Histoires parallèles : le scénario de Mud est constitué d’histoires parallèles dont la clé de voûte est le personnage du jeune Ellis. Le chassé-croisé de ces histoires tourne autour des thèmes de l’amour et de sa mythologie, du rite initiatique à travers la déception amoureuse et de la figure du mentor qui revient de manière récurrente entre les personnage de Mud (Matthew McConaughey), Senior (Ray McKinnon), Tom (Sam Shepard) et même de Galen (Michael Shannon).

Mythologie du Mississippi : Mud emprunte beaucoup à la mythologie du fameux fleuve inspirée par Mark Twain et ses romans initiatiques Les Aventures de Tom Sawyer et de Huckleberry Finn : « J’ai d’ailleurs volé certains détails à Mark Twain », avoue Jeff Nichols, en poursuivant : « Par exemple, la croix dans l’empreinte des talons des bottes de Mud. C’est de cette manière que Tom et Huck savent que le père de Huck est dans les parages. C’est toujours un moment effrayant dans le livre car le père est alcoolique et imprévisible. Mais en dehors de Twain, les hommes descendent ce fleuve depuis des siècles et transportent avec eux leur culture et leurs histoires. J’ai donc voulu (…) m’inscrire dans ce mythe. J’ai d’ailleurs moi-même fait l’expérience du fleuve en préparant le film. J’ai découvert qu’un cousin éloigné possédait une maison flottante. J’y suis resté une dizaine de jours. On y est entouré d’animaux, d’aigles, de serpents. L’aventure est partout ».

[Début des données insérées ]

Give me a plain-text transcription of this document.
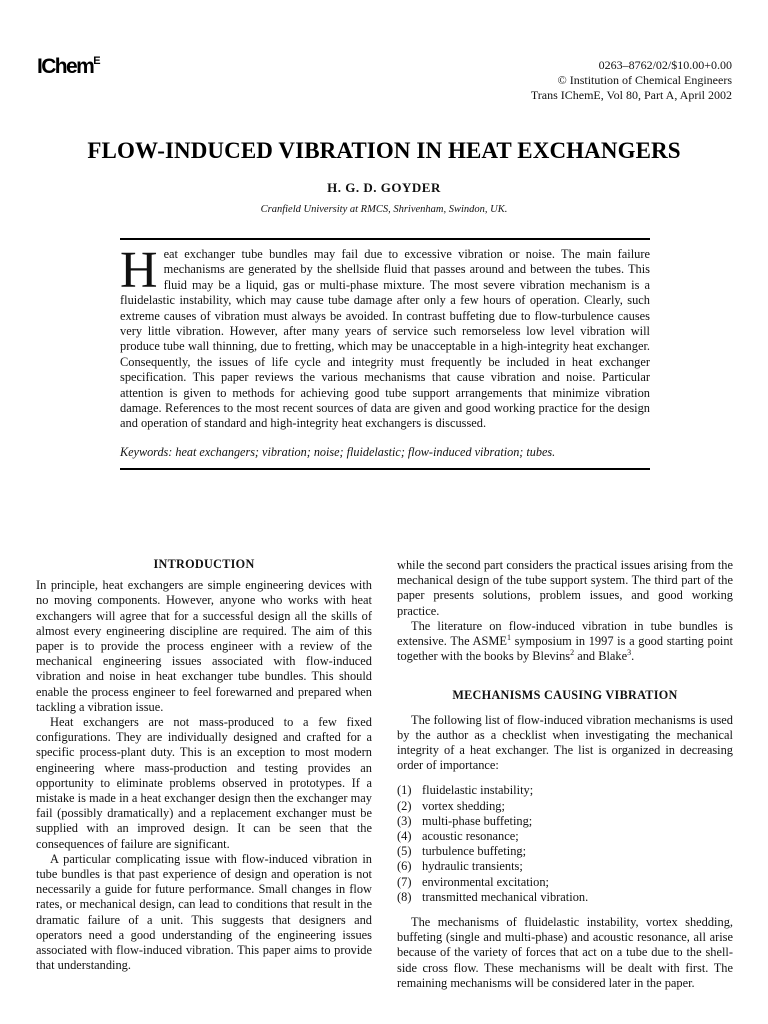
IChem$^E$	0263–8762/02/$10.00+0.00
© Institution of Chemical Engineers
Trans IChemE, Vol 80, Part A, April 2002
FLOW-INDUCED VIBRATION IN HEAT EXCHANGERS
H. G. D. GOYDER
Cranfield University at RMCS, Shrivenham, Swindon, UK.

Heat exchanger tube bundles may fail due to excessive vibration or noise. The main failure mechanisms are generated by the shellside fluid that passes around and between the tubes. This fluid may be a liquid, gas or multi-phase mixture. The most severe vibration mechanism is a fluidelastic instability, which may cause tube damage after only a few hours of operation. Clearly, such extreme causes of vibration must always be avoided. In contrast buffeting due to flow-turbulence causes very little vibration. However, after many years of service such remorseless low level vibration will produce tube wall thinning, due to fretting, which may be unacceptable in a high-integrity heat exchanger. Consequently, the issues of life cycle and integrity must frequently be included in heat exchanger specification. This paper reviews the various mechanisms that cause vibration and noise. Particular attention is given to methods for achieving good tube support arrangements that minimize vibration damage. References to the most recent sources of data are given and good working practice for the design and operation of standard and high-integrity heat exchangers is discussed.

Keywords: heat exchangers; vibration; noise; fluidelastic; flow-induced vibration; tubes.
INTRODUCTION

In principle, heat exchangers are simple engineering devices with no moving components. However, anyone who works with heat exchangers will agree that for a successful design all the skills of almost every engineering discipline are required. The aim of this paper is to provide the process engineer with a review of the mechanical engineering issues associated with flow-induced vibration and noise in heat exchanger tube bundles. This should enable the process engineer to feel forewarned and prepared when tackling a vibration issue.

Heat exchangers are not mass-produced to a few fixed configurations. They are individually designed and crafted for a specific process-plant duty. This is an exception to most modern engineering where mass-production and testing provides an opportunity to eliminate problems observed in prototypes. If a mistake is made in a heat exchanger design then the exchanger may fail (possibly dramatically) and a replacement exchanger must be supplied with an improved design. It can be seen that the consequences of failure are significant.

A particular complicating issue with flow-induced vibration in tube bundles is that past experience of design and operation is not necessarily a guide for future performance. Small changes in flow rates, or mechanical design, can lead to conditions that result in the dramatic failure of a unit. This suggests that designers and operators need a good understanding of the engineering issues associated with flow-induced vibration. This paper aims to provide that understanding.

while the second part considers the practical issues arising from the mechanical design of the tube support system. The third part of the paper presents solutions, problem issues, and good working practice.

The literature on flow-induced vibration in tube bundles is extensive. The ASME$^1$ symposium in 1997 is a good starting point together with the books by Blevins$^2$ and Blake$^3$.

MECHANISMS CAUSING VIBRATION

The following list of flow-induced vibration mechanisms is used by the author as a checklist when investigating the mechanical integrity of a heat exchanger. The list is organized in decreasing order of importance:

(1) fluidelastic instability;
(2) vortex shedding;
(3) multi-phase buffeting;
(4) acoustic resonance;
(5) turbulence buffeting;
(6) hydraulic transients;
(7) environmental excitation;
(8) transmitted mechanical vibration.

The mechanisms of fluidelastic instability, vortex shedding, buffeting (single and multi-phase) and acoustic resonance, all arise because of the variety of forces that act on a tube due to the shell-side cross flow. These mechanisms will be dealt with first. The remaining mechanisms will be considered later in the paper.
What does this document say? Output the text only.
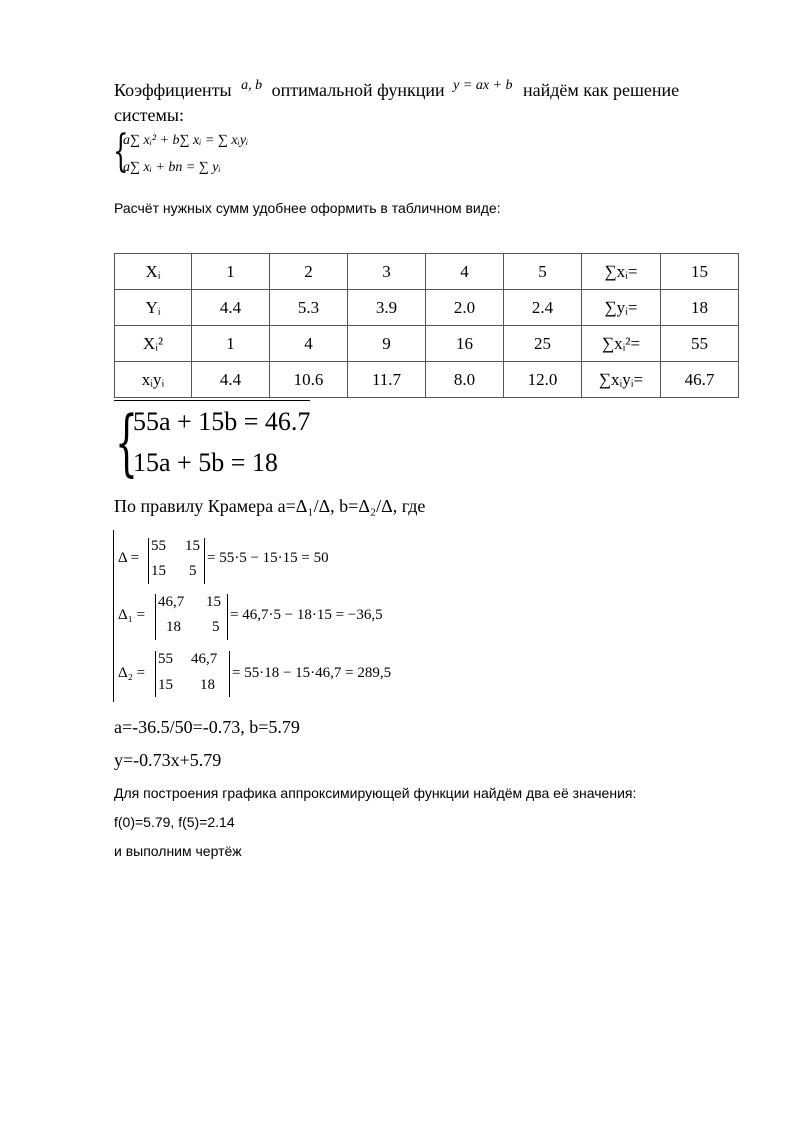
Коэффициенты $^{a, b}$ оптимальной функции $^{y = ax + b}$ найдём как решение
системы:
{
a∑ xᵢ² + b∑ xᵢ = ∑ xᵢyᵢ
a∑ xᵢ + bn = ∑ yᵢ
Расчёт нужных сумм удобнее оформить в табличном виде:
Xᵢ	1	2	3	4	5	∑xᵢ=	15
Yᵢ	4.4	5.3	3.9	2.0	2.4	∑yᵢ=	18
Xᵢ²	1	4	9	16	25	∑xᵢ²=	55
xᵢyᵢ	4.4	10.6	11.7	8.0	12.0	∑xᵢyᵢ=	46.7
{
55a + 15b = 46.7
15a + 5b = 18
По правилу Крамера a=Δ₁/Δ, b=Δ₂/Δ, где
Δ =
55 15
15 5
= 55·5 − 15·15 = 50
Δ₁ =
46,7 15
18 5
= 46,7·5 − 18·15 = −36,5
Δ₂ =
55 46,7
15 18
= 55·18 − 15·46,7 = 289,5
a=-36.5/50=-0.73, b=5.79
y=-0.73x+5.79
Для построения графика аппроксимирующей функции найдём два её значения:
f(0)=5.79, f(5)=2.14
и выполним чертёж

Gentil menteur : lorsqu’il évoque Mud, joué par Matthew McConaughey, Jeff Nichols revient sur la mythologie qui entoure ce personnage : « On ne sait jamais si ce que dit Mud est vrai ou non. Juniper [Reese Witherspoon] et Tom [Sam Shepard] parlent de lui comme d’un menteur mais il n’y a pas la moindre malice en lui. Je me souviens d’un type qui travaillait dans la boutique de meubles de mon père. Il était très gentil mais il mentait tout le temps. Mon frère avait dit à propos de lui ce que Jupiner dit de Mud : « Les gens l’aiment parce que c’est un menteur qui les flatte ». »

Fleuve et mouvements de caméra : dans Mud, la caméra est très fluide, elle vogue au rythme du Mississippi : « C’est la première fois que j’utilise la steadicam », indique Jeff Nichols. « Je déteste la caméra à l’épaule, l’image qui bouge dans tous les sens. J’avais besoin que la caméra se déplace élégamment. Je voulais réaliser un film qui semble plus facile à regarder : le Mississippi coule à une vitesse de 5 km/h et est le plus sinueux au monde. Lorsque l’on navigue dessus, on ne voit pas où l’on va. »

Un bateau sur un arbre perché : c’est un de ses anciens professeurs qui a donné au metteur en scène Jeff Nichols l’idée du bateau dans l’arbre. Ce dernier raconte : « Nous parlions du scénario et je lui ai dit, « Si vous étiez un jeune garçon, pourquoi iriez-vous sur une île au milieu du Mississippi ? ». Il m’a répondu : « Il pourrait y avoir un bateau perché dans un arbre suite à une crue ». Nous avons vraiment placé un bateau en haut d’un arbre. Lorsque la grue l’a déposé, c’était parfait, magique, presque irréel. Chaque jour, il nous fallait plusieurs heures pour arriver sur le tournage. Nous traversions un bois et soudain nous tombions sur ce spectacle. » (source Allocine).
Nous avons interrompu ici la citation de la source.